Patel Trupti S, Shah Majal G, Gandhi Jahnavi S, Patel Pratik
Department of Pathology, Gujarat Cancer and Research Institute, Ahmedabad, Gujarat, India.
Diagn Cytopathol. 2017 Jul;45(7):598-603. doi: 10.1002/dc.23730. Epub 2017 Apr 21.
Sub typing of non small cell lung carcinoma (NSCLC) has an important task in the era of molecular and targeted therapies. Differentiating between squamous cell carcinoma (SQCC) and adenocarcinoma (ADC) is challenging when limited material is available in lung carcinoma. We investigated the accuracy and feasibility of sub typing NSCLCs in cytology and small biopsy material.
Concurrent cytology and biopsy material obtained in a single CT- guided procedure in lung carcinoma over a year period retrospectively. Both materials were individually sub typed and analyzed. Immunohistochemistry (IHC) was performed. Accuracy was determined by comparing the results with IHC.
Total 107 of 126 cases of NSCLCs were included for analysis, where both cytology and biopsy material were adequate for interpretation.
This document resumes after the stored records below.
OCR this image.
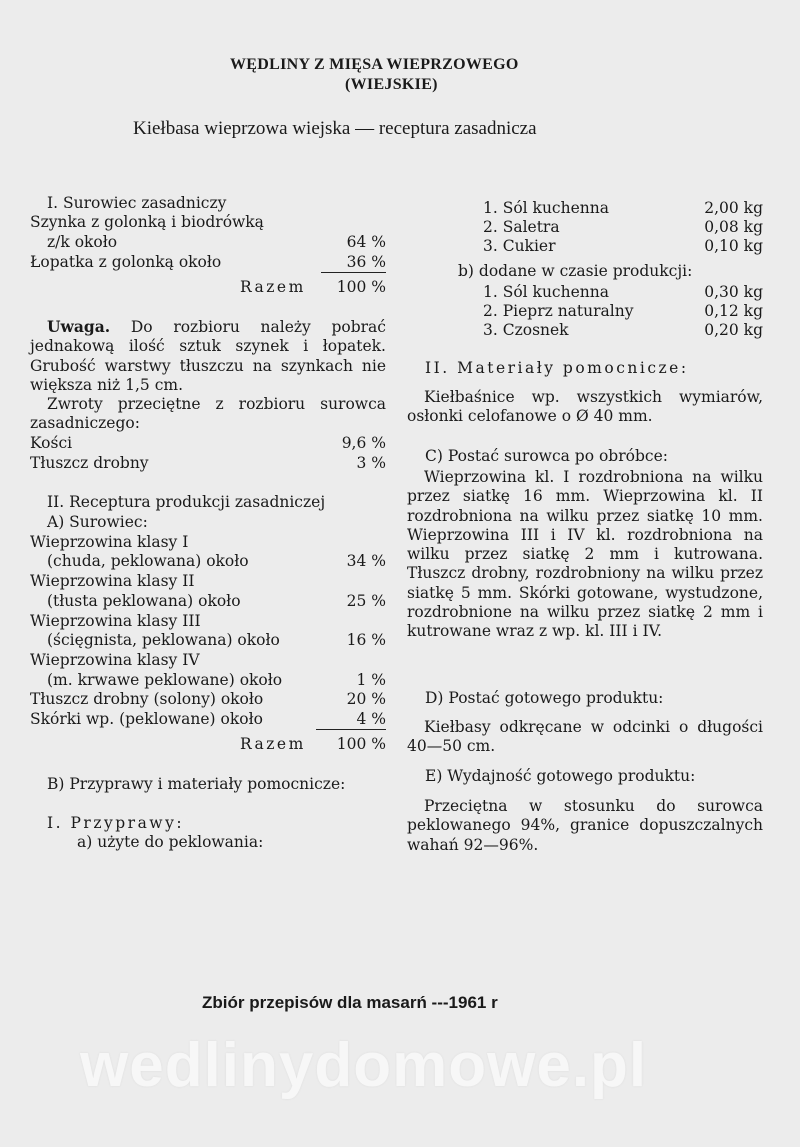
WĘDLINY Z MIĘSA WIEPRZOWEGO
(WIEJSKIE)
Kiełbasa wieprzowa wiejska — receptura zasadnicza
I. Surowiec zasadniczy
Szynka z golonką i biodrówką
z/k około	64 %
Łopatka z golonką około	36 %
Razem 100 %
Uwaga. Do rozbioru należy pobrać jednakową ilość sztuk szynek i łopatek. Grubość warstwy tłuszczu na szynkach nie większa niż 1,5 cm.
Zwroty przeciętne z rozbioru surowca zasadniczego:
Kości	9,6 %
Tłuszcz drobny	3 %
II. Receptura produkcji zasadniczej
A) Surowiec:
Wieprzowina klasy I
(chuda, peklowana) około	34 %
Wieprzowina klasy II
(tłusta peklowana) około	25 %
Wieprzowina klasy III
(ścięgnista, peklowana) około	16 %
Wieprzowina klasy IV
(m. krwawe peklowane) około	1 %
Tłuszcz drobny (solony) około	20 %
Skórki wp. (peklowane) około	4 %
Razem 100 %
B) Przyprawy i materiały pomocnicze:
I. Przyprawy:
a) użyte do peklowania:
1. Sól kuchenna	2,00 kg
2. Saletra	0,08 kg
3. Cukier	0,10 kg
b) dodane w czasie produkcji:
1. Sól kuchenna	0,30 kg
2. Pieprz naturalny	0,12 kg
3. Czosnek	0,20 kg
II. Materiały pomocnicze:
Kiełbaśnice wp. wszystkich wymiarów, osłonki celofanowe o Ø 40 mm.
C) Postać surowca po obróbce:
Wieprzowina kl. I rozdrobniona na wilku przez siatkę 16 mm. Wieprzowina kl. II rozdrobniona na wilku przez siatkę 10 mm. Wieprzowina III i IV kl. rozdrobniona na wilku przez siatkę 2 mm i kutrowana. Tłuszcz drobny, rozdrobniony na wilku przez siatkę 5 mm. Skórki gotowane, wystudzone, rozdrobnione na wilku przez siatkę 2 mm i kutrowane wraz z wp. kl. III i IV.
D) Postać gotowego produktu:
Kiełbasy odkręcane w odcinki o długości 40—50 cm.
E) Wydajność gotowego produktu:
Przeciętna w stosunku do surowca peklowanego 94%, granice dopuszczalnych wahań 92—96%.
Zbiór przepisów dla masarń ---1961 r
wedlinydomowe.pl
FNAC allowed tumor typing in 83 (77.6%) cases; 36 (33.6%) were ADC, 47 (43.9%) cases were SQCC and 24 (22.4%) cases diagnosed as Non-small cell carcinoma not otherwise specified (NSCLC-NOS). In biopsy, 86 cases (80.4%) were typed, among which 34 (31.8%) were ADC, 52 (48.6%) were SQCC and 21 (19.6%) were of NSCLC-NOS type. The result of Chi-square index was significant. With the aid of IHC, NSCLC-NOS reduced from 14 (13%) cases to 2 (1.9%) cases.
Cytology and small biopsy specimens achieved comparable specificity and accuracy in sub-typing NSCLC and optimal results were obtain when findings from both modalities combine. The advantage of paired specimens is to maximize overall diagnostic yield and the remaining material will be available for ancillary technique like IHC or for molecular testing. Diagn. Cytopathol. 2017;45:598-603. © 2017 Wiley Periodicals, Inc.
在分子和靶向治疗时代,非小细胞肺癌(NSCLC)的亚型分类是一项重要任务。当肺癌中可用材料有限时,区分鳞状细胞癌(SQCC)和腺癌(ADC)具有挑战性。我们研究了在细胞学和小活检材料中对NSCLC进行亚型分类的准确性和可行性。
回顾性分析一年内通过单次CT引导下的操作在肺癌中同时获取的细胞学和活检材料。对两种材料分别进行亚型分类和分析。进行免疫组织化学(IHC)检测。通过与IHC结果比较来确定准确性。
126例NSCLC病例中共有107例纳入分析,其中细胞学和活检材料均足以进行解读。细针穿刺抽吸活检(FNAC)在83例(77.6%)病例中实现了肿瘤分型;36例(33.6%)为ADC,47例(43.9%)为SQCC,24例(22.4%)诊断为非特指的非小细胞癌(NSCLC-NOS)。在活检中,86例(80.4%)进行了分型,其中34例(31.8%)为ADC,52例(48.6%)为SQCC,21例(19.6%)为NSCLC-NOS型。卡方指数结果具有显著性。借助IHC,NSCLC-NOS从14例(13%)降至2例(1.9%)。
细胞学和小活检标本在NSCLC亚型分类中具有相当的特异性和准确性,当两种方法的结果相结合时可获得最佳结果。配对标本的优势在于最大化总体诊断率,剩余材料可用于IHC等辅助技术或分子检测。诊断细胞病理学。2017;45:598 - 603。©2017威利期刊公司。